Recycling Christmas food
Turkey sandwiches are just one example of recycling Christmas food, and there are plenty more, such as bubble and squeak to use up leftover roast vegetables, and buffets to use all sorts of spare ingredients.
If you have a compost heap, don’t forget about it just because it’s winter, as it’s likely you’ll have a bumper amount of vegetable peelings, tea bags and other suitable food waste to add to it over Christmas.
Recycling wrapping paper
Remember to plan ahead if you want to recycle Christmas wrapping paper – and only buy normal matt-finish paper that can be scrunched up into a ball.
Wrapping paper with metallic print, holographic film and metallic foil cannot be put in with your household paper recycling, so steer clear of this and you’ll save space in your general waste during Christmas collections too.
Recycling Christmas decorations
Most mass-market Christmas decorations cannot be recycled easily, including glass baubles, most plastic baubles and tinsel; however, Christmas lights usually can be recycled and your local council may collect them for this.

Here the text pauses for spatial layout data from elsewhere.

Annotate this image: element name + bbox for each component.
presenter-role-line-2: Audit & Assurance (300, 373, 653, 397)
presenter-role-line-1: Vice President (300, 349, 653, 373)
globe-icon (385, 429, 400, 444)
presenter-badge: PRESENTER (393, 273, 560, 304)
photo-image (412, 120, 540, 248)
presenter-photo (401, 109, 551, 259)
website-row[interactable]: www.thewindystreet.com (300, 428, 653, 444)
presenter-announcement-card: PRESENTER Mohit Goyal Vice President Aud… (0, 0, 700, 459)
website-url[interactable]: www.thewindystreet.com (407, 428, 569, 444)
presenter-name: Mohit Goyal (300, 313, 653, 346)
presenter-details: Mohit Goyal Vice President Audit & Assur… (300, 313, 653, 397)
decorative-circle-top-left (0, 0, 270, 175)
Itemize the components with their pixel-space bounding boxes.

Natural materials in Christmas decorations, such as holly leaves, ivy, real mistletoe and so on, can be recycled as garden waste if they are ‘clean’, but should not be put in your recycling if they have been sprayed with glitter or other decorative contaminants.
Recycling spent batteries
If you have a lot of battery-powered Christmas lights and ornaments, or the kids get a lot of toys from Santa, you’ll probably have a bucket full of dead batteries by New Year’s.
Recycling spent batteries is now quite easy – most larger stores and supermarkets have a container by the tills or by the door, and you can just dump your duds in there to be taken away and recycled.
Recycling Christmas cards
Again, you’ll often see ‘post boxes’ for recycling Christmas cards in your local supermarket, but as long as they’re clean paper or card, you can put them in your household recycling.

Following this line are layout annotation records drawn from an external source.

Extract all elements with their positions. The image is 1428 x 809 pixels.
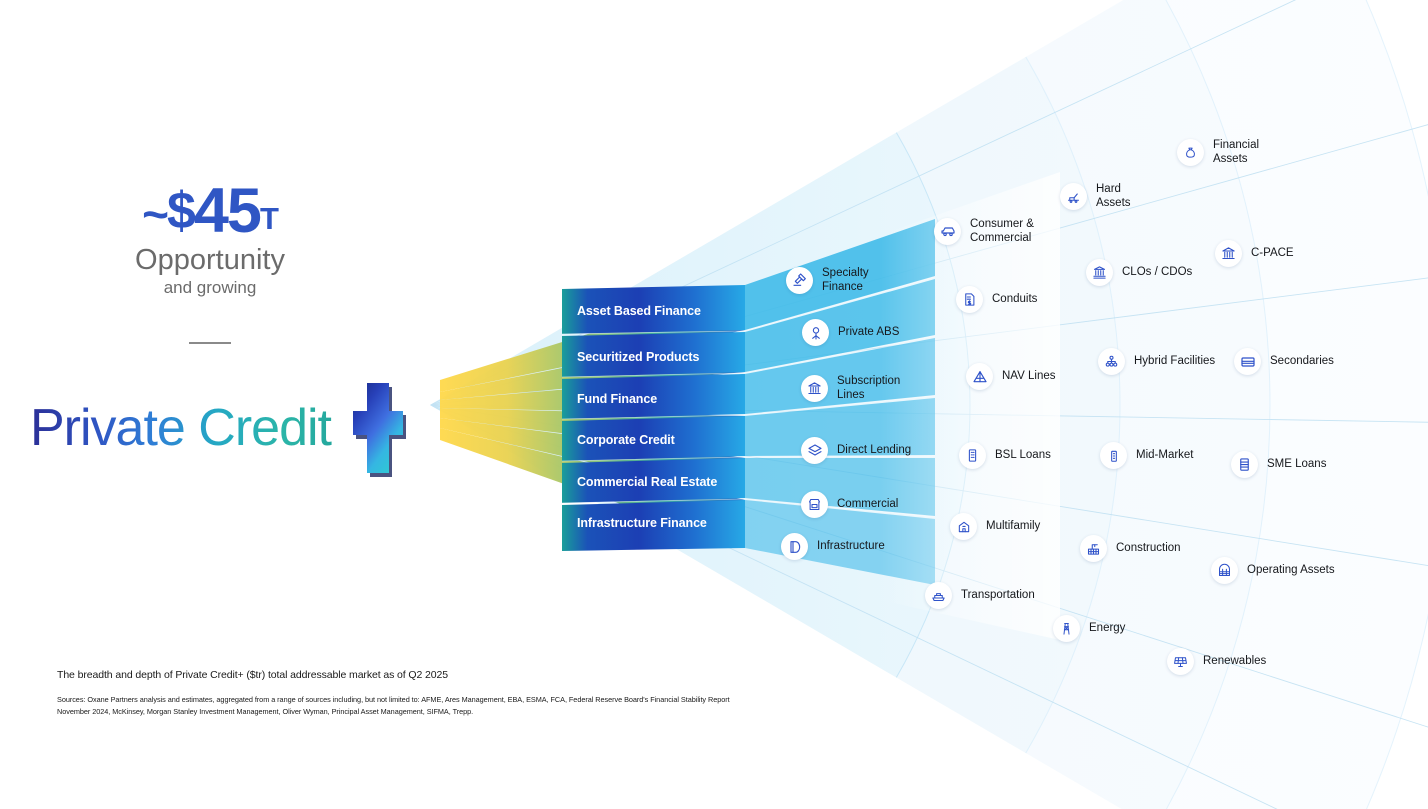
office-tower-icon (959, 442, 986, 469)
node-sme-loans[interactable]: SME Loans (1231, 451, 1326, 478)
house-icon (950, 513, 977, 540)
node-operating-assets[interactable]: Operating Assets (1211, 557, 1335, 584)
node-label: Subscription Lines (837, 374, 900, 403)
node-consumer-commercial[interactable]: Consumer & Commercial (934, 217, 1034, 246)
currency-symbol: $ (167, 182, 194, 240)
excavator-icon (1060, 183, 1087, 210)
node-private-abs[interactable]: Private ABS (802, 319, 899, 346)
node-direct-lending[interactable]: Direct Lending (801, 437, 911, 464)
node-label: Commercial (837, 497, 898, 511)
bank-columns-icon (1215, 240, 1242, 267)
node-label: Energy (1089, 621, 1125, 635)
node-nav-lines[interactable]: NAV Lines (966, 363, 1055, 390)
ship-icon (925, 582, 952, 609)
node-label: Transportation (961, 588, 1035, 602)
crane-icon (1080, 535, 1107, 562)
node-label: Conduits (992, 292, 1037, 306)
pylon-icon (1053, 615, 1080, 642)
triangle-chart-icon (966, 363, 993, 390)
ledger-icon (1231, 451, 1258, 478)
node-label: Infrastructure (817, 539, 885, 553)
node-label: Construction (1116, 541, 1181, 555)
headline-block: ~$45T Opportunity and growing (60, 180, 360, 344)
node-label: Secondaries (1270, 354, 1334, 368)
hierarchy-icon (1098, 348, 1125, 375)
node-subscription-lines[interactable]: Subscription Lines (801, 374, 900, 403)
tier1-label-fund-finance[interactable]: Fund Finance (577, 392, 657, 406)
node-label: Hard Assets (1096, 182, 1131, 211)
bank-icon (801, 375, 828, 402)
node-label: NAV Lines (1002, 369, 1055, 383)
tier1-label-infrastructure-finance[interactable]: Infrastructure Finance (577, 516, 707, 530)
node-commercial[interactable]: Commercial (801, 491, 898, 518)
node-label: Hybrid Facilities (1134, 354, 1215, 368)
node-renewables[interactable]: Renewables (1167, 648, 1266, 675)
small-tower-icon (1100, 442, 1127, 469)
node-clos-cdos[interactable]: CLOs / CDOs (1086, 259, 1192, 286)
node-label: Private ABS (838, 325, 899, 339)
node-hard-assets[interactable]: Hard Assets (1060, 182, 1131, 211)
node-label: C-PACE (1251, 246, 1294, 260)
node-specialty-finance[interactable]: Specialty Finance (786, 266, 869, 295)
market-size-value: ~$45T (60, 180, 360, 243)
node-bsl-loans[interactable]: BSL Loans (959, 442, 1051, 469)
gavel-icon (786, 267, 813, 294)
node-financial-assets[interactable]: Financial Assets (1177, 138, 1259, 167)
node-label: Operating Assets (1247, 563, 1335, 577)
document-dollar-icon (956, 286, 983, 313)
headline-caption: and growing (60, 278, 360, 298)
headline-subtitle: Opportunity (60, 245, 360, 277)
node-label: Multifamily (986, 519, 1040, 533)
tier1-label-securitized-products[interactable]: Securitized Products (577, 350, 699, 364)
node-label: Mid-Market (1136, 448, 1194, 462)
node-label: Direct Lending (837, 443, 911, 457)
solar-panel-icon (1167, 648, 1194, 675)
layers-icon (801, 437, 828, 464)
divider-rule (189, 342, 231, 344)
node-construction[interactable]: Construction (1080, 535, 1181, 562)
private-credit-plus-logo: Private Credit (30, 373, 407, 483)
node-label: SME Loans (1267, 457, 1326, 471)
layered-bank-icon (1086, 259, 1113, 286)
node-multifamily[interactable]: Multifamily (950, 513, 1040, 540)
building-grid-icon (1211, 557, 1238, 584)
node-label: Consumer & Commercial (970, 217, 1034, 246)
money-bag-icon (1177, 139, 1204, 166)
node-hybrid-facilities[interactable]: Hybrid Facilities (1098, 348, 1215, 375)
car-icon (934, 218, 961, 245)
card-icon (1234, 348, 1261, 375)
footer-caption: The breadth and depth of Private Credit+… (57, 669, 448, 681)
node-c-pace[interactable]: C-PACE (1215, 240, 1294, 267)
node-secondaries[interactable]: Secondaries (1234, 348, 1334, 375)
approx-symbol: ~ (142, 188, 167, 240)
node-label: BSL Loans (995, 448, 1051, 462)
footer-sources: Sources: Oxane Partners analysis and est… (57, 694, 757, 718)
logo-wordmark: Private Credit (30, 402, 339, 454)
tier1-band (490, 285, 745, 551)
storefront-icon (801, 491, 828, 518)
bridge-icon (781, 533, 808, 560)
node-energy[interactable]: Energy (1053, 615, 1125, 642)
node-label: Financial Assets (1213, 138, 1259, 167)
node-label: CLOs / CDOs (1122, 265, 1192, 279)
amount-number: 45 (194, 176, 260, 246)
tier1-label-corporate-credit[interactable]: Corporate Credit (577, 433, 675, 447)
node-infrastructure[interactable]: Infrastructure (781, 533, 885, 560)
tier1-label-asset-based-finance[interactable]: Asset Based Finance (577, 304, 701, 318)
node-transportation[interactable]: Transportation (925, 582, 1035, 609)
abs-network-icon (802, 319, 829, 346)
tier1-label-commercial-real-estate[interactable]: Commercial Real Estate (577, 475, 717, 489)
node-label: Specialty Finance (822, 266, 869, 295)
amount-unit: T (260, 201, 278, 236)
plus-symbol-icon (345, 373, 407, 483)
node-conduits[interactable]: Conduits (956, 286, 1037, 313)
node-label: Renewables (1203, 654, 1266, 668)
node-mid-market[interactable]: Mid-Market (1100, 442, 1194, 469)
infographic-canvas: ~$45T Opportunity and growing Private Cr… (0, 0, 1428, 809)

That means no glitter, ribbons and bows, so tear those parts off – and if you prefer to keep cards as a memento, consider scrapbooking the image and/or the verse and just recycling the parts you don’t want or need to keep.
Recycling Christmas trees
This is the big one. Recycling Christmas trees has thankfully become much easier in recent years and local councils can use them as chippings on public woodlands and flowerbeds.
Look out for Christmas tree recycling events near you early in the new year. Remember once again to remove contaminants like tinsel and artificial stands, and if you have a completely artificial tree, either pack it away for next year or if it’s in usable condition but you no longer want it, donate it to a charity shop or other local worthy cause.